The Achilles' heel of the fox tapeworm? – Investigation of the threonine metabolism of Echinococcus multilocularis

Appointment

Date: 15/03/2023

Time: 16:45 – 17:00

Talk time: 10 Min.

Discussion time: 5 Min.

Location / Stream:

HS V (LG)

Session

Molecular Parasitology II – Helminths

Topics

Molecular Parasitology
Parasite-Host Interaction

Authors

Marc Kaethner (Bern / CH), Pascal Zumstein (Bern / CH), Matías Preza (Bern / CH), Philipp Grossenbacher (Bern / CH), Martin Lochner (Bern / CH), Stefan Schürch (Bern / CH), Clement Regnault (Glasgow / GB), Daniel Villalobos Ramírez (Würzburg / DE), Britta Lundström-Stadelmann (Bern / CH)

Abstract

Abstract text

Introduction

Alveolar echinococcosis (AE) is a severe zoonotic disease caused by the metacestode of the fox tapeworm Echinococcus multilocularis. Novel treatment options are urgently needed.

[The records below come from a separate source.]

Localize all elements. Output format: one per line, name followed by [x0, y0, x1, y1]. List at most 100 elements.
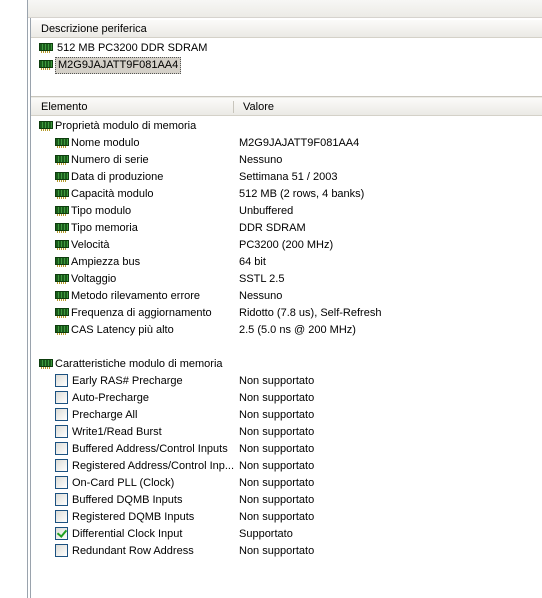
ram-module-icon	[39, 121, 53, 132]
element-cell: Early RAS# Precharge	[55, 373, 183, 390]
table-row[interactable]: Data di produzione Settimana 51 / 2003	[31, 169, 542, 186]
value-cell: SSTL 2.5	[239, 273, 285, 285]
element-cell: Buffered Address/Control Inputs	[55, 441, 228, 458]
group-title-text: Proprietà modulo di memoria	[55, 120, 197, 132]
table-row[interactable]: CAS Latency più alto 2.5 (5.0 ns @ 200 MH…	[31, 322, 542, 339]
table-row[interactable]: Redundant Row Address Non supportato	[31, 543, 542, 560]
value-cell: Nessuno	[239, 290, 283, 302]
unchecked-checkbox-icon	[55, 509, 68, 523]
value-column-header[interactable]: Valore	[233, 98, 274, 116]
group-header[interactable]: Proprietà modulo di memoria	[31, 118, 542, 135]
table-row[interactable]: Voltaggio SSTL 2.5	[31, 271, 542, 288]
element-name: Capacità modulo	[71, 188, 154, 200]
device-list-item[interactable]: 512 MB PC3200 DDR SDRAM	[31, 40, 542, 57]
element-cell: CAS Latency più alto	[55, 322, 174, 339]
element-cell: Voltaggio	[55, 271, 116, 288]
element-cell: Auto-Precharge	[55, 390, 149, 407]
element-cell: On-Card PLL (Clock)	[55, 475, 174, 492]
element-name: Frequenza di aggiornamento	[71, 307, 212, 319]
element-name: Registered DQMB Inputs	[72, 511, 195, 523]
element-cell: Ampiezza bus	[55, 254, 140, 271]
navigation-tree-pane[interactable]	[0, 0, 28, 598]
element-cell: Registered Address/Control Inp...	[55, 458, 234, 475]
table-row[interactable]: Precharge All Non supportato	[31, 407, 542, 424]
table-row[interactable]: Differential Clock Input Supportato	[31, 526, 542, 543]
element-name: Numero di serie	[71, 154, 149, 166]
details-header: Elemento Valore	[31, 98, 542, 116]
value-cell: Non supportato	[239, 392, 315, 404]
table-row[interactable]: Velocità PC3200 (200 MHz)	[31, 237, 542, 254]
value-cell: Ridotto (7.8 us), Self-Refresh	[239, 307, 382, 319]
value-cell: Non supportato	[239, 443, 315, 455]
unchecked-checkbox-icon	[55, 424, 68, 438]
element-cell: Registered DQMB Inputs	[55, 509, 194, 526]
element-name: Auto-Precharge	[72, 392, 150, 404]
element-cell: Differential Clock Input	[55, 526, 182, 543]
table-row[interactable]: Registered DQMB Inputs Non supportato	[31, 509, 542, 526]
element-cell: Tipo modulo	[55, 203, 131, 220]
element-cell: Velocità	[55, 237, 110, 254]
element-name: Metodo rilevamento errore	[71, 290, 201, 302]
unchecked-checkbox-icon	[55, 492, 68, 506]
device-list-item[interactable]: M2G9JAJATT9F081AA4	[31, 57, 542, 74]
value-cell: Settimana 51 / 2003	[239, 171, 338, 183]
value-cell: Nessuno	[239, 154, 283, 166]
table-row[interactable]: Buffered Address/Control Inputs Non suppo…	[31, 441, 542, 458]
element-name: Tipo memoria	[71, 222, 138, 234]
unchecked-checkbox-icon	[55, 475, 68, 489]
value-cell: Non supportato	[239, 545, 315, 557]
table-row[interactable]: Nome modulo M2G9JAJATT9F081AA4	[31, 135, 542, 152]
ram-module-icon	[55, 291, 69, 302]
element-name: CAS Latency più alto	[71, 324, 174, 336]
value-cell: M2G9JAJATT9F081AA4	[239, 137, 360, 149]
group-header[interactable]: Caratteristiche modulo di memoria	[31, 356, 542, 373]
unchecked-checkbox-icon	[55, 441, 68, 455]
table-row[interactable]: Tipo memoria DDR SDRAM	[31, 220, 542, 237]
value-cell: Non supportato	[239, 375, 315, 387]
element-name: Buffered DQMB Inputs	[72, 494, 183, 506]
ram-module-icon	[55, 257, 69, 268]
value-cell: Non supportato	[239, 409, 315, 421]
table-row[interactable]: Buffered DQMB Inputs Non supportato	[31, 492, 542, 509]
element-name: On-Card PLL (Clock)	[72, 477, 175, 489]
details-list: Proprietà modulo di memoria Nome modulo M2…	[31, 118, 542, 560]
device-details-frame: Descrizione periferica 512 MB PC3200 DDR…	[30, 18, 542, 598]
table-row[interactable]: Ampiezza bus 64 bit	[31, 254, 542, 271]
top-toolbar-area	[0, 0, 542, 18]
value-cell: 64 bit	[239, 256, 266, 268]
device-description-column-header[interactable]: Descrizione periferica	[31, 20, 147, 38]
unchecked-checkbox-icon	[55, 390, 68, 404]
table-row[interactable]: Tipo modulo Unbuffered	[31, 203, 542, 220]
ram-module-icon	[39, 359, 53, 370]
element-cell: Data di produzione	[55, 169, 163, 186]
ram-module-icon	[55, 325, 69, 336]
table-row[interactable]: Early RAS# Precharge Non supportato	[31, 373, 542, 390]
element-name: Redundant Row Address	[72, 545, 194, 557]
element-cell: Capacità modulo	[55, 186, 154, 203]
element-cell: Frequenza di aggiornamento	[55, 305, 212, 322]
value-cell: Non supportato	[239, 426, 315, 438]
table-row[interactable]: Numero di serie Nessuno	[31, 152, 542, 169]
table-row[interactable]: Metodo rilevamento errore Nessuno	[31, 288, 542, 305]
element-name: Buffered Address/Control Inputs	[72, 443, 228, 455]
table-row[interactable]: Write1/Read Burst Non supportato	[31, 424, 542, 441]
unchecked-checkbox-icon	[55, 373, 68, 387]
device-list: 512 MB PC3200 DDR SDRAM M2G9JAJATT9F081AA…	[31, 40, 542, 74]
table-row[interactable]: Registered Address/Control Inp... Non sup…	[31, 458, 542, 475]
ram-module-icon	[55, 240, 69, 251]
table-row[interactable]: On-Card PLL (Clock) Non supportato	[31, 475, 542, 492]
ram-module-icon	[55, 155, 69, 166]
value-cell: 512 MB (2 rows, 4 banks)	[239, 188, 365, 200]
table-row[interactable]: Frequenza di aggiornamento Ridotto (7.8 u…	[31, 305, 542, 322]
value-cell: Non supportato	[239, 494, 315, 506]
value-cell: PC3200 (200 MHz)	[239, 239, 334, 251]
element-cell: Write1/Read Burst	[55, 424, 162, 441]
ram-module-icon	[39, 60, 53, 71]
element-column-header[interactable]: Elemento	[31, 98, 231, 116]
table-row[interactable]: Capacità modulo 512 MB (2 rows, 4 banks)	[31, 186, 542, 203]
device-list-header: Descrizione periferica	[31, 20, 542, 38]
element-cell: Precharge All	[55, 407, 137, 424]
table-row[interactable]: Auto-Precharge Non supportato	[31, 390, 542, 407]
element-name: Voltaggio	[71, 273, 117, 285]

In vitro experiments showed strong scavenging of threonine by E. multilocularis metacestodes. Metacestodes express a threonine dehydrogenase (EmTDH) that is potentially a future drug target against AE, as human TDH is non-functional.

Objectives

We aimed to investigate the importance of threonine uptake and metabolism for E. multilocularis and to study whether threonine-degrading pathways can be targeted for the development of new drugs against the parasite. Quinazoline carboxamids (QCs) are potent inhibitors of mouse TDH and we aimed to test them against E. multilocularis.

Material and methods

¹³C₄ L-threonine and metabolites were traced in in vitro cultured metacestodes to give insights into the metabolization of threonine in E. multilocularis. In addition, we studied the effect of L-threonine on the growth of in vitro cultured metacestodes and on the vesicle formation of E. multilocularis primary cells. QCs were tested against E. multilocularis metacestodes via damage marker release assay and in enzymatic assays against EmTDH activity in crude extracts of metacestodes as well as recombinantly expressed EmTDH.

Results

Flux analysis with ¹³C₄ L-threonine showed that E. multilocularis metacestodes take up threonine and metabolize it to glycine, which is indicative for a functional TDH pathway. Significantly increased growth was shown for threonine-treated metacestodes. Increased numbers of vesicles were formed upon treatment of primary cell cultures with threonine, whereas the threonine analogue 3-hydroxy norvaline reduced the number of vesicles. One QC inhibited EmTDH in an enzymatic assay using crude extract of metacestodes and it was toxic against E. multilocularis metacestodes. However, recEmTDH was not inhibited by any of the here tested QCs.

Conclusion

Flux analysis, growth assays and vesicle formation assays provided evidence that threonine metabolism is important for E. multilocularis and inhibiting this metabolism could provide new treatment options. Further investigation of the in vivo situation are needed. Novel QC derivatives will be designed for successful inhibition of EmTDH to be tested in the here established enzymatic assays for medium throughput screening of potential other inhibitors targeting the threonine metabolism of E. multilocularis.